Compiled of 304,805 letters, 42 lines on each page, and parchment sewn together, a Torah is born (Chabad). But what if that Torah could be created and shipped to you in a matter of minutes. Enter the Kindle.
With four weeks into school, I’ve seen JanSport backpacks look lighter, and paperbacks become obsolete. Inevitably, Amazon’s wireless Kindle has become every bookstore’s worst nightmare. For a grand total of $139, the new Kindle offers books, magazines, newspapers and blogs to buy, and save directly to the lean and sexy portable device.
After marveling at how people can switch from decades of physically holding a hardback to then switching to an eBook, I wondered if any sacred Jewish texts could be found for the Kindle.
Curious and impatient, I rushed to my laptop to search for my synagogue’s prayer book on Amazon’s website. Sure enough, I was given the option to tell the publisher that I would like “Siddur Sim Shalom” to be available on the Kindle. What was my next search item? You guessed it. But to my surprise, I didn’t find the Torah as a Kindle book option.
It then started to make me question, well, a lot of things. On Chabad’s website, it says that, on average, it takes a year to write an entire Torah scroll. Keeping in mind that this is dependent on every letter being written without error.
I started to think whether having a siddur or the Torah on the Kindle would be a bad idea. On one hand, everyone could own an electronic version of the Torah. One click, and virtual scrolls of Genesis, Exodus, Leviticus, Numbers and Deuteronomy could pop up on a screen. It would cut synagogue costs of having to purchase the scrolls and would save Rabbi’s the hassle of searching for each Torah portion. On the other hand, would anyone come to Shul to kiss the Torah? More importantly, would the Sefer Torah remain as sacred as it is now?

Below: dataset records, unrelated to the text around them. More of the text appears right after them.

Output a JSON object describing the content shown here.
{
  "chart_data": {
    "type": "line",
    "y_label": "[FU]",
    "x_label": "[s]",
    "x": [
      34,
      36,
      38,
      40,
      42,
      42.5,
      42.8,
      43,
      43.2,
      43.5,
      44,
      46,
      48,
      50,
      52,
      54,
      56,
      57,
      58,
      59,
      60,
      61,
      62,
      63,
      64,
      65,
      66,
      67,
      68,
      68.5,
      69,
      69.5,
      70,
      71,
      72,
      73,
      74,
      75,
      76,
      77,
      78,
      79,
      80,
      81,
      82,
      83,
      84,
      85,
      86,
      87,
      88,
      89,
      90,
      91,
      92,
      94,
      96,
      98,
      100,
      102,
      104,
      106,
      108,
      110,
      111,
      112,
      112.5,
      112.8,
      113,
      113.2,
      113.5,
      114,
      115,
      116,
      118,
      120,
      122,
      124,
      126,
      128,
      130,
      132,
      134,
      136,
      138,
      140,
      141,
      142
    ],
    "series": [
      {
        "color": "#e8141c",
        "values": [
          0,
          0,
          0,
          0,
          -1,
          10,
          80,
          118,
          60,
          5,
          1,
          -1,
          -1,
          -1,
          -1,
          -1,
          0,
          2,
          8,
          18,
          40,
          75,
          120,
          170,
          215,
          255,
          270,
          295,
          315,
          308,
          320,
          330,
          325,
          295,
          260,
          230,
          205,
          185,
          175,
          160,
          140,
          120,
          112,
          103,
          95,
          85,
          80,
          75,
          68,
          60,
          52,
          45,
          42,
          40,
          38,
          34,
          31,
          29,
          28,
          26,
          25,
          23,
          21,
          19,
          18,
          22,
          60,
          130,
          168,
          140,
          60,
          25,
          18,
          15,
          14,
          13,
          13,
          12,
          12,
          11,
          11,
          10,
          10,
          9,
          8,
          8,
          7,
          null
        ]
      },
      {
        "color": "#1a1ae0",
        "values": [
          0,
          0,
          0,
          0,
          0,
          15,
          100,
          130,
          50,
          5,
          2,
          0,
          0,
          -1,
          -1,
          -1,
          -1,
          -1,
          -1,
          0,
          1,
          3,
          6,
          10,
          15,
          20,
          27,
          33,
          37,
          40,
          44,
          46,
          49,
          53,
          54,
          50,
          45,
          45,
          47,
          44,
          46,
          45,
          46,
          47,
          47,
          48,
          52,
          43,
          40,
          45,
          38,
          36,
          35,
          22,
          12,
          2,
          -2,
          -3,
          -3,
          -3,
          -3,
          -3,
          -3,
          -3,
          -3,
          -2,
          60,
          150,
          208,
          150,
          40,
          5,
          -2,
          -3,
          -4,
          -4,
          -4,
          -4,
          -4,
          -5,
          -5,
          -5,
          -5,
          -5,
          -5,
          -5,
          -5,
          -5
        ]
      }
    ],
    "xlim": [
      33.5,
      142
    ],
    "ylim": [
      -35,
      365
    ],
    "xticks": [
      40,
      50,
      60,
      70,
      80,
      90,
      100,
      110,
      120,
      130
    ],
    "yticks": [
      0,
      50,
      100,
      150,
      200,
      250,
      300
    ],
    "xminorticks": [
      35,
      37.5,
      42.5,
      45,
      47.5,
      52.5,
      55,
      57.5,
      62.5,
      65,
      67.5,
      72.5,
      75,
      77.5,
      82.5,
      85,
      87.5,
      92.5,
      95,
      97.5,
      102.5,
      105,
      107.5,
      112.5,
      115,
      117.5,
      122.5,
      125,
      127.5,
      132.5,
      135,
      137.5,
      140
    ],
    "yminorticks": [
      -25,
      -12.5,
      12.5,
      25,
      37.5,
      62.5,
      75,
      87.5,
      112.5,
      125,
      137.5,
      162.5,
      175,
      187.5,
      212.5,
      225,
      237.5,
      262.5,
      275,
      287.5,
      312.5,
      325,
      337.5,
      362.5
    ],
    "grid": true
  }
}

With unanswered questions, I left it with these thoughts:
At 6:30 p.m. every Friday, students at the University of Florida Hillel go to the second floor for Shabbat services. Almost subconsciously, each student grabs a siddur from a rolling cart and flips to the appropriate page. But that tiny, insignificant action is what Judaism continues to thrive on.
Regardless as to whether the Torah becomes the next iPad app or Kindle sensation, there is no substitution for the two heavy scrolls that we read, lift, carry and kiss every week.